RSTT Stream
POST/workstations/:workstation_id/audio/rstt
The Real-Time Speech-to-Text (RSTT) endpoint provides an endpoint to transcribe voice audio from the Workstation's virtual speakers in real-time with a longer lived timeout. This is useful for transcribing long-form audio. It functions similarly to the /audio/listen endpoint, but with a longer lived timeout and less conversational features.
The common workflow is:
- Call this endpoint to get a Server-Sent Events (SSE) streaming URL with a long lived timeout
- Call /audio/speak to speak
- As speech is detected, transcriptions will be streamed to your SSE connection:
- 'partial' events contain in-progress transcriptions
- 'final' events contain completed utterances
- Use the speech_started event for interuption detection if needed. Use an RST close packet to stop the speech or send a new /speak request to interrupt the speech.

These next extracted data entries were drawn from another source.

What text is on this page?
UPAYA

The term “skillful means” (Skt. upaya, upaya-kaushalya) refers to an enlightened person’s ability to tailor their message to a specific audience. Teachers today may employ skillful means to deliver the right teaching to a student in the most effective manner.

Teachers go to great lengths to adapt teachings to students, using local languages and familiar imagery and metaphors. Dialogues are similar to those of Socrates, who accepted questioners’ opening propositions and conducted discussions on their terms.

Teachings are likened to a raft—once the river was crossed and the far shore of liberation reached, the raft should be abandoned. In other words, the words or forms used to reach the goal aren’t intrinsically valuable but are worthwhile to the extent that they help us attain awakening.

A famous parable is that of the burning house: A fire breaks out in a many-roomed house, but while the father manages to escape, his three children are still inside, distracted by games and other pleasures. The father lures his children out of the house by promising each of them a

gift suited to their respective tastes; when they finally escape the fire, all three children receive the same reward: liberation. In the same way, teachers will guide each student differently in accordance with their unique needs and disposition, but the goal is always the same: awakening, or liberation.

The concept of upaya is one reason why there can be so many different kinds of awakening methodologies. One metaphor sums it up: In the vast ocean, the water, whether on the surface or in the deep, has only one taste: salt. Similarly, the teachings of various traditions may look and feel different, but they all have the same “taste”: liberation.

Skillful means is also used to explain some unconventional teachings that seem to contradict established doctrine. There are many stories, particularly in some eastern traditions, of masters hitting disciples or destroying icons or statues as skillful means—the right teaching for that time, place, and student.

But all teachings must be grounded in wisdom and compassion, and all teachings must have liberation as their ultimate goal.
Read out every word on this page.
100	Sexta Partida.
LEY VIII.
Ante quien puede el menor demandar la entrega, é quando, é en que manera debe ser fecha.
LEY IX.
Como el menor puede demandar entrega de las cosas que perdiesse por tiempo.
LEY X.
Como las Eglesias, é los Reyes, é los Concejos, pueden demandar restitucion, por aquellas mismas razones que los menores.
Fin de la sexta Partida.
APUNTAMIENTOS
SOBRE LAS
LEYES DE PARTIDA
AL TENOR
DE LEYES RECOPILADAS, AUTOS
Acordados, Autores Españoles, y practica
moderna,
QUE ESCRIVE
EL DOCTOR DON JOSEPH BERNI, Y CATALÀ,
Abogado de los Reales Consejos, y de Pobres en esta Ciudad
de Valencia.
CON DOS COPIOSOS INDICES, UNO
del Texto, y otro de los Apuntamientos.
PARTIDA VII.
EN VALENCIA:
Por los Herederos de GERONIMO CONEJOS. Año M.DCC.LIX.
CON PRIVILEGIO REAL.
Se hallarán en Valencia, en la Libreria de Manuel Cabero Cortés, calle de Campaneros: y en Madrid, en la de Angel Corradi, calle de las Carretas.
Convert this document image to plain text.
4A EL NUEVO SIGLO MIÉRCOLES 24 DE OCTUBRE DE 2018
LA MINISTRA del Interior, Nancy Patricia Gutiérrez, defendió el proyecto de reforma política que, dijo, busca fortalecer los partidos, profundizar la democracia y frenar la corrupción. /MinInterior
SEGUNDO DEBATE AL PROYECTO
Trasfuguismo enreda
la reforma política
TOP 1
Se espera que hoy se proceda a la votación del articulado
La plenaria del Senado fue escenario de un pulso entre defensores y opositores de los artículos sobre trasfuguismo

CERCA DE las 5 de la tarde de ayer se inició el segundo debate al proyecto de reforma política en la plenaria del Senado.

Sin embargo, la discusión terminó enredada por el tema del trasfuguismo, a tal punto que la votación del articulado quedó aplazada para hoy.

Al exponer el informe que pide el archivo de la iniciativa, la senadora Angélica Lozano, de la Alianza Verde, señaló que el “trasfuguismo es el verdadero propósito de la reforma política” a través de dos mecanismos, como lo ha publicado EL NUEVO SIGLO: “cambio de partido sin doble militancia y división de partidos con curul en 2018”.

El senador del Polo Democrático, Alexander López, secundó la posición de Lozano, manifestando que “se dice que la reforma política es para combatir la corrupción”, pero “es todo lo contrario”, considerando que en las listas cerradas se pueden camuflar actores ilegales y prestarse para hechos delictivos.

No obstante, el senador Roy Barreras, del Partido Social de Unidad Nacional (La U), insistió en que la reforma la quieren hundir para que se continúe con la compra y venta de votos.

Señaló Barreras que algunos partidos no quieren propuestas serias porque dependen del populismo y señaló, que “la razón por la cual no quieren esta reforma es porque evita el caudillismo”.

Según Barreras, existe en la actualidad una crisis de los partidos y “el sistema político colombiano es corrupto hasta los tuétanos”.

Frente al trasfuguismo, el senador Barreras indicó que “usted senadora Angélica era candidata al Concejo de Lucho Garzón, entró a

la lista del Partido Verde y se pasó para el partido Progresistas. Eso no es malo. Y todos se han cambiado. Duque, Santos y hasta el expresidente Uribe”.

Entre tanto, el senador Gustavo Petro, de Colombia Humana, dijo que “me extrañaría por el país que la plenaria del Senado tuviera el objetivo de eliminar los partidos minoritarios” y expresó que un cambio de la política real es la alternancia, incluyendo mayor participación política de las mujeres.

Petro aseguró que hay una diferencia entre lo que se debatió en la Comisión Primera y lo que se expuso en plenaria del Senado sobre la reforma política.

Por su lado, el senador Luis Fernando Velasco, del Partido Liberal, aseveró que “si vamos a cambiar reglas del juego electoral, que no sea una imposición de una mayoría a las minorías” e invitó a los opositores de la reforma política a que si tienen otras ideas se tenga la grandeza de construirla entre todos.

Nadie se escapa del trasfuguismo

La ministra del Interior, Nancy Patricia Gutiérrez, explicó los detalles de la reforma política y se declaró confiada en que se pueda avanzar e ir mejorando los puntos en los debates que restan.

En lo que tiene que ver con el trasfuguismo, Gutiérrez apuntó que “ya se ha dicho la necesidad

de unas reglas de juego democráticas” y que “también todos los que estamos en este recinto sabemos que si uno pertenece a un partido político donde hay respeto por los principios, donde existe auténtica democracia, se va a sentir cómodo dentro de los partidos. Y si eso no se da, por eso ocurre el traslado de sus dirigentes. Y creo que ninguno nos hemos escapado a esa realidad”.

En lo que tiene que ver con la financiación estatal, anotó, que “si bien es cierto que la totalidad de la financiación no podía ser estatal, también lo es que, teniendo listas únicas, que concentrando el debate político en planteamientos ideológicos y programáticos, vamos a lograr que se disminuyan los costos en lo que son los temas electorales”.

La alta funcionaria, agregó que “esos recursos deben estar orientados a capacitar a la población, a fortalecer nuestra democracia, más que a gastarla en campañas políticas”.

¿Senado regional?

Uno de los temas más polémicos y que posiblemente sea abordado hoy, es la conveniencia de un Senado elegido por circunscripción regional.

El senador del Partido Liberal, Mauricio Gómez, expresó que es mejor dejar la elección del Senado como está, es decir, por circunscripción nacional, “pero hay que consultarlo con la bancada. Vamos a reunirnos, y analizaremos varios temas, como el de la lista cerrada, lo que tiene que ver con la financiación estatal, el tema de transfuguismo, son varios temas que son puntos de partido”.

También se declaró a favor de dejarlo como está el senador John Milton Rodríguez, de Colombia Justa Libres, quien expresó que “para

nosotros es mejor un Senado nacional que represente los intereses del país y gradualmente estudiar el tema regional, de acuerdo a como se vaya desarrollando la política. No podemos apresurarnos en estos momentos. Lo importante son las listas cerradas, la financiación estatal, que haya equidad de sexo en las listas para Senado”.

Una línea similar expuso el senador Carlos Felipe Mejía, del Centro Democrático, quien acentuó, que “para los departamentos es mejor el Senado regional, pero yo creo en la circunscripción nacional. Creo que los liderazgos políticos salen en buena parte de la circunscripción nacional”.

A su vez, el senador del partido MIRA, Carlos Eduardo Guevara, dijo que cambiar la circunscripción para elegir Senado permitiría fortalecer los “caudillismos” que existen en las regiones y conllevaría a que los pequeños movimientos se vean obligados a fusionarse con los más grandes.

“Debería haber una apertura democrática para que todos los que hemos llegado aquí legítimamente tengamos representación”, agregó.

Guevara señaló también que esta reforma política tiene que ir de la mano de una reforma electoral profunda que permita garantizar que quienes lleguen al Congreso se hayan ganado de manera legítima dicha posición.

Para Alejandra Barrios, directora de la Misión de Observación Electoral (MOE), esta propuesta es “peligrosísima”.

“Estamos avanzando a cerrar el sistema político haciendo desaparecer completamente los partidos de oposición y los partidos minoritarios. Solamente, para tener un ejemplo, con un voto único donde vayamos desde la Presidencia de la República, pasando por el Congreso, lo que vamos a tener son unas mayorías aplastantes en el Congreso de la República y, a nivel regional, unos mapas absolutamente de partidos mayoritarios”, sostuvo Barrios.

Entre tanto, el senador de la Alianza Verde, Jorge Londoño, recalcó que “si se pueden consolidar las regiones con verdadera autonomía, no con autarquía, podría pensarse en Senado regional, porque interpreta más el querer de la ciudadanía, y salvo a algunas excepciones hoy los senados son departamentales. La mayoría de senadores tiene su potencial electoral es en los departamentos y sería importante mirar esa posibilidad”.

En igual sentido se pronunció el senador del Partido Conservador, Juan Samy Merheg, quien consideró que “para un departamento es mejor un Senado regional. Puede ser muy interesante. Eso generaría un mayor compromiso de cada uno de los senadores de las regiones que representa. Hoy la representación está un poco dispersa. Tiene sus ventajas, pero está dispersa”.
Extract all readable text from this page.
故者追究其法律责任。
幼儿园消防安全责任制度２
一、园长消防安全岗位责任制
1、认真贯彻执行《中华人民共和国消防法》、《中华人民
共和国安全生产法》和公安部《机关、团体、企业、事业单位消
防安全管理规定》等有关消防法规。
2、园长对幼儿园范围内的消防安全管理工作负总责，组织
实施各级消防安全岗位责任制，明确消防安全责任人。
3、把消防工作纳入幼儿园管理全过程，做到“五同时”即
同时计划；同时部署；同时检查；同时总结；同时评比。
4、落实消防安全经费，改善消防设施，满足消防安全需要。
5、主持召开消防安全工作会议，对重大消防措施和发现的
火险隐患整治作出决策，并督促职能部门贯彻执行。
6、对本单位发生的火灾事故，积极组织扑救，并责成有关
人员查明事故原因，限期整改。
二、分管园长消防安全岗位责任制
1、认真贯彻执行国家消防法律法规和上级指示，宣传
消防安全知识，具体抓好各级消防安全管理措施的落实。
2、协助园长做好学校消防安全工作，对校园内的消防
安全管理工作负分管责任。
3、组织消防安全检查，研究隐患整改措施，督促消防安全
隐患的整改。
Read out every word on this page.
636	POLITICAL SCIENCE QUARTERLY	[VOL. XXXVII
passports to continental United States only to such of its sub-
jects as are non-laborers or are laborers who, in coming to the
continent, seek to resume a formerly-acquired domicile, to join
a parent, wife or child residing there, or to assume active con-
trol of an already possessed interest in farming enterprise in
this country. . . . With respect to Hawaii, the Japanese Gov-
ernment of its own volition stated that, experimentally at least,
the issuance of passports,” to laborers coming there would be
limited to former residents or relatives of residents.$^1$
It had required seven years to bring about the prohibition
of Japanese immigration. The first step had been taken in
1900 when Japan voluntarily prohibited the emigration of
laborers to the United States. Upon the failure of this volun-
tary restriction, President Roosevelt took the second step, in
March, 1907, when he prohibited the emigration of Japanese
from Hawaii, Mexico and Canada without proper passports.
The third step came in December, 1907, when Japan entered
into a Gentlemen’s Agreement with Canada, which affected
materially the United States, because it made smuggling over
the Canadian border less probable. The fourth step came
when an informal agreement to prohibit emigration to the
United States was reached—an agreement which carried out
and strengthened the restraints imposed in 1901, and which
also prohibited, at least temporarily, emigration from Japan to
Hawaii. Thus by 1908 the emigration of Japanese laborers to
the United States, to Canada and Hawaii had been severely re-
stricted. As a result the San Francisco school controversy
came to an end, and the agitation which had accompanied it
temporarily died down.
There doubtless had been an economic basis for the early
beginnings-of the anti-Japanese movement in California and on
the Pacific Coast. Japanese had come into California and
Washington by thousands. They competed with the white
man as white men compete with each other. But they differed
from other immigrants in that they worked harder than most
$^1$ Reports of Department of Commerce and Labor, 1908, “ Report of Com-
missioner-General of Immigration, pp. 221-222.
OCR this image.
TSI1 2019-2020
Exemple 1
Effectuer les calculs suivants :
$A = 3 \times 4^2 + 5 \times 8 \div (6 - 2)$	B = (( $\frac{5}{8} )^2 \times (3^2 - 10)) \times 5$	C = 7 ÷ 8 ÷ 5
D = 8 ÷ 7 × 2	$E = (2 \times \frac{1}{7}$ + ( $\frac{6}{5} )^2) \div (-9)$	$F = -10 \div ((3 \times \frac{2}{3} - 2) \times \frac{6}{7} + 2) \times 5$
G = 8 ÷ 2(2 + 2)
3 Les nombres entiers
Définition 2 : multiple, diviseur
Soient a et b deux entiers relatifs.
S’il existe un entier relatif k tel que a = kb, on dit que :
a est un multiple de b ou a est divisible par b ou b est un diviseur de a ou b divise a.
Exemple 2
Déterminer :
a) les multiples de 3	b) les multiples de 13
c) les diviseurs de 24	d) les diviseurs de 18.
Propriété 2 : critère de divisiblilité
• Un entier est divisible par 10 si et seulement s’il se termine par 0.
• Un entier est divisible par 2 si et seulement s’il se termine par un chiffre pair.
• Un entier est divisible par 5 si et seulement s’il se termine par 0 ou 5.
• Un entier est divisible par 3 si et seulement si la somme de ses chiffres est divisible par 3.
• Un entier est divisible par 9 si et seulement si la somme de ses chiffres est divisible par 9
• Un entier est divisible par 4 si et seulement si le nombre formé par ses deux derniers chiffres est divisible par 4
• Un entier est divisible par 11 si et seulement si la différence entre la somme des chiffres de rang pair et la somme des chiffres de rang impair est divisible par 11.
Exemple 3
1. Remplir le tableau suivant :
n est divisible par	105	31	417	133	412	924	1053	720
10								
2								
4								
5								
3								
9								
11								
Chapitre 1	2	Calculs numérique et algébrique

- When you are done listening, close the SSE connection
Request
Responses
- 200
- 400
- 401
- 402
- 422
- 429
- 500
- 503
Successfully retrieved SSE stream URL
Invalid Request Format - check API documentation for proper syntax.
Unauthorized - missing or invalid API key.
Payment Required - you have run out of trial credits or your payment method has expired. Please add payment details to your account.
Unprocessable Entity - cannot find requested asset associated with your API key.
Too Many Requests - you have exceeded the rate limit for your account. Please wait before making additional requests.
Internal Server Error - please retry your request.
Service Unavailable - our servers have dropped the request due to high load - please retry.